Acredita-se que tenha vindo ao Brasil em 1540, trazida por um casal de portugueses colonizadores. Ficava, antes, no outeiro de Santa Catarina. Mas com a invasão do temido corsário francês Thomas Cavendish a Santos, a imagem foi lançada ao mar, ficando perdida por 72 anos. Escravos do colégio de jesuítas (próximo a onde hoje se localiza a Alfândega) estavam pescando e a encontraram, causando grande repercussão na Cidade. Quando o Museu foi fundado, a imagem passou a fazer parte do acervo.

“Estamos estudando e pesquisando, tentando descobrir, agora, porque a imagem é diferente das outras da época [a imagem é escura, sem expressões faciais da época, lembrando um ventríloquo]. Pelas características, ela não deve ser do período Renascentista, como se pensa, pode até ser da Idade Média”, revela Fabiana.

Na concepção da professora de inglês, em igrejas e exposições de arte sacra se aprende muito com a simbologia e com a história de cada santo. Sempre que ela visita algum lugar procura conhecer as igrejas mais antigas, como ela fez quando foi a Buenos Aires, na Argentina. Junto com sua mãe, acompanhando a monitoria de Ana Paula, as duas até riram de algumas histórias.

Ana Paula dos Santos Franco guia as visitantes no MASS
As visitantes, enquanto visitavam o restante do Museu, questionaram os relatos de Ana Paula, as duas percorreram ainda a sala da paixão, da procissão e a sala do capítulo. Esta última era onde os monges se reuniam duas vezes no dia, e que, atualmente, fica a cátedra de Dom Idílio José Soares, ex-bispo de Santos, junto ao seu báculo (cajado) e brasão, da época em que se celebrava a missa sentado. Têm as salas da confissão e a que retrata como eram os quartos dos monges: uma cama, uma mesa pequena com cadeira e um local para ajoelhar e rezar.

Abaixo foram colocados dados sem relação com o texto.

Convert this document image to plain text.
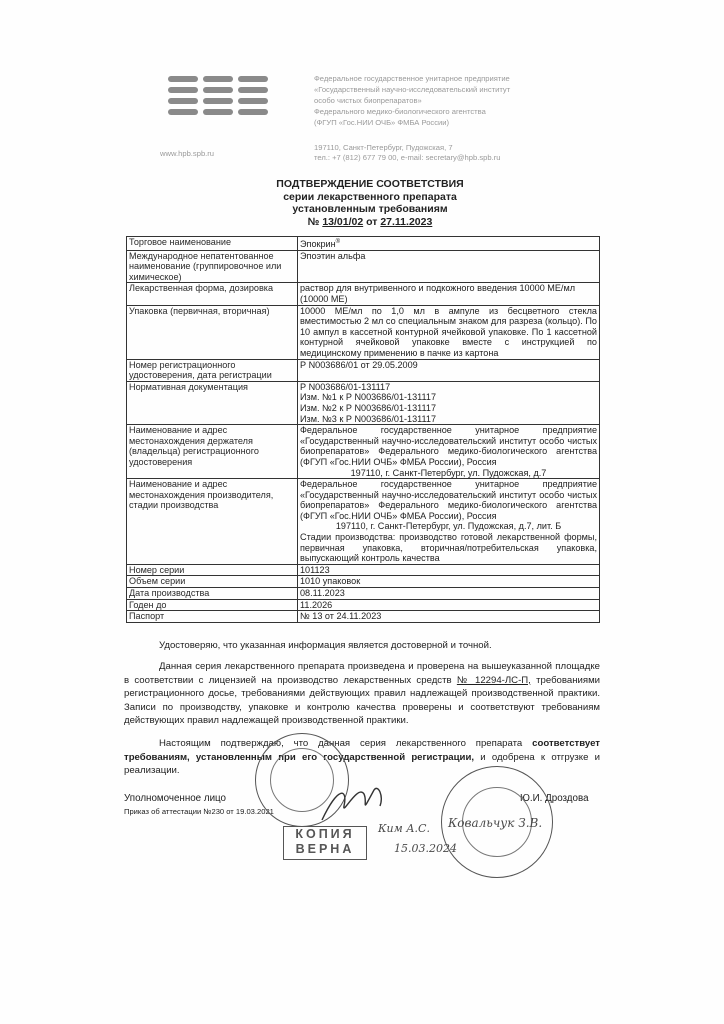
Федеральное государственное унитарное предприятие
«Государственный научно-исследовательский институт
особо чистых биопрепаратов»
Федерального медико-биологического агентства
(ФГУП «Гос.НИИ ОЧБ» ФМБА России)
www.hpb.spb.ru
197110, Санкт-Петербург, Пудожская, 7
тел.: +7 (812) 677 79 00, e-mail: secretary@hpb.spb.ru
ПОДТВЕРЖДЕНИЕ СООТВЕТСТВИЯ
серии лекарственного препарата
установленным требованиям
№ 13/01/02 от 27.11.2023
Торговое наименование	Эпокрин®
Международное непатентованное наименование (группировочное или химическое)	Эпоэтин альфа
Лекарственная форма, дозировка	раствор для внутривенного и подкожного введения 10000 МЕ/мл (10000 МЕ)
Упаковка (первичная, вторичная)	10000 МЕ/мл по 1,0 мл в ампуле из бесцветного стекла вместимостью 2 мл со специальным знаком для разреза (кольцо). По 10 ампул в кассетной контурной ячейковой упаковке. По 1 кассетной контурной ячейковой упаковке вместе с инструкцией по медицинскому применению в пачке из картона
Номер регистрационного удостоверения, дата регистрации	Р N003686/01 от 29.05.2009
Нормативная документация	Р N003686/01-131117
Изм. №1 к Р N003686/01-131117
Изм. №2 к Р N003686/01-131117
Изм. №3 к Р N003686/01-131117

Наименование и адрес местонахождения держателя (владельца) регистрационного удостоверения	Федеральное государственное унитарное предприятие «Государственный научно-исследовательский институт особо чистых биопрепаратов» Федерального медико-биологического агентства (ФГУП «Гос.НИИ ОЧБ» ФМБА России), Россия
197110, г. Санкт-Петербург, ул. Пудожская, д.7

Наименование и адрес местонахождения производителя, стадии производства	Федеральное государственное унитарное предприятие «Государственный научно-исследовательский институт особо чистых биопрепаратов» Федерального медико-биологического агентства (ФГУП «Гос.НИИ ОЧБ» ФМБА России), Россия
197110, г. Санкт-Петербург, ул. Пудожская, д.7, лит. Б
Стадии производства: производство готовой лекарственной формы, первичная упаковка, вторичная/потребительская упаковка, выпускающий контроль качества

Номер серии	101123
Объем серии	1010 упаковок
Дата производства	08.11.2023
Годен до	11.2026
Паспорт	№ 13 от 24.11.2023
Удостоверяю, что указанная информация является достоверной и точной.
Данная серия лекарственного препарата произведена и проверена на вышеуказанной площадке в соответствии с лицензией на производство лекарственных средств № 12294-ЛС-П, требованиями регистрационного досье, требованиями действующих правил надлежащей производственной практики. Записи по производству, упаковке и контролю качества проверены и соответствуют требованиям действующих правил надлежащей производственной практики.
Настоящим подтверждаю, что данная серия лекарственного препарата соответствует требованиям, установленным при его государственной регистрации, и одобрена к отгрузке и реализации.
Уполномоченное лицо	Ю.И. Дроздова
Приказ об аттестации №230 от 19.03.2021
КОПИЯ
ВЕРНА
Ким А.С. Ковальчук З.В.
15.03.2024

Além disso, há diversas pinturas, com destaque para a revisitação de Benedito Calixto à obra Santa Ceia, de Leonardo da Vinci. “Parece que as imagens aqui têm vida própria, pelas histórias que têm”, disse Maristela. Enquanto sua mãe observava cada detalhe: “Mesmo as imagens de crianças, como esta de Santa Maria no colo de Santana Mestra, têm feição de gente grande”.

Arte profana – dentro do Museu, onde o sacro (arte religiosa feita em louvor a Deus, na definição de Fabiana) vigora, existe a sala de arte profana. Isolada dos demais objetos, como antigos instrumentos utilizados nas missas e procissões, a sala abriga quadros de arte contemporânea. São telas modernistas a partir da década de 50, que retratam o cotidiano do trabalho no porto e outras pinturas. O Museu de Arte Sacra de Santos (Rua Santa Joana D'Arc, 795 – Morro do São Bento) funciona de terça-feira a domingo, das 11 às 17 horas. As visitas são monitoradas e os grupos devem agendar previamente pelo telefone 3219-1111. Os interessados também podem participar dos projetos do MASS. A entrada única custa R$ 5.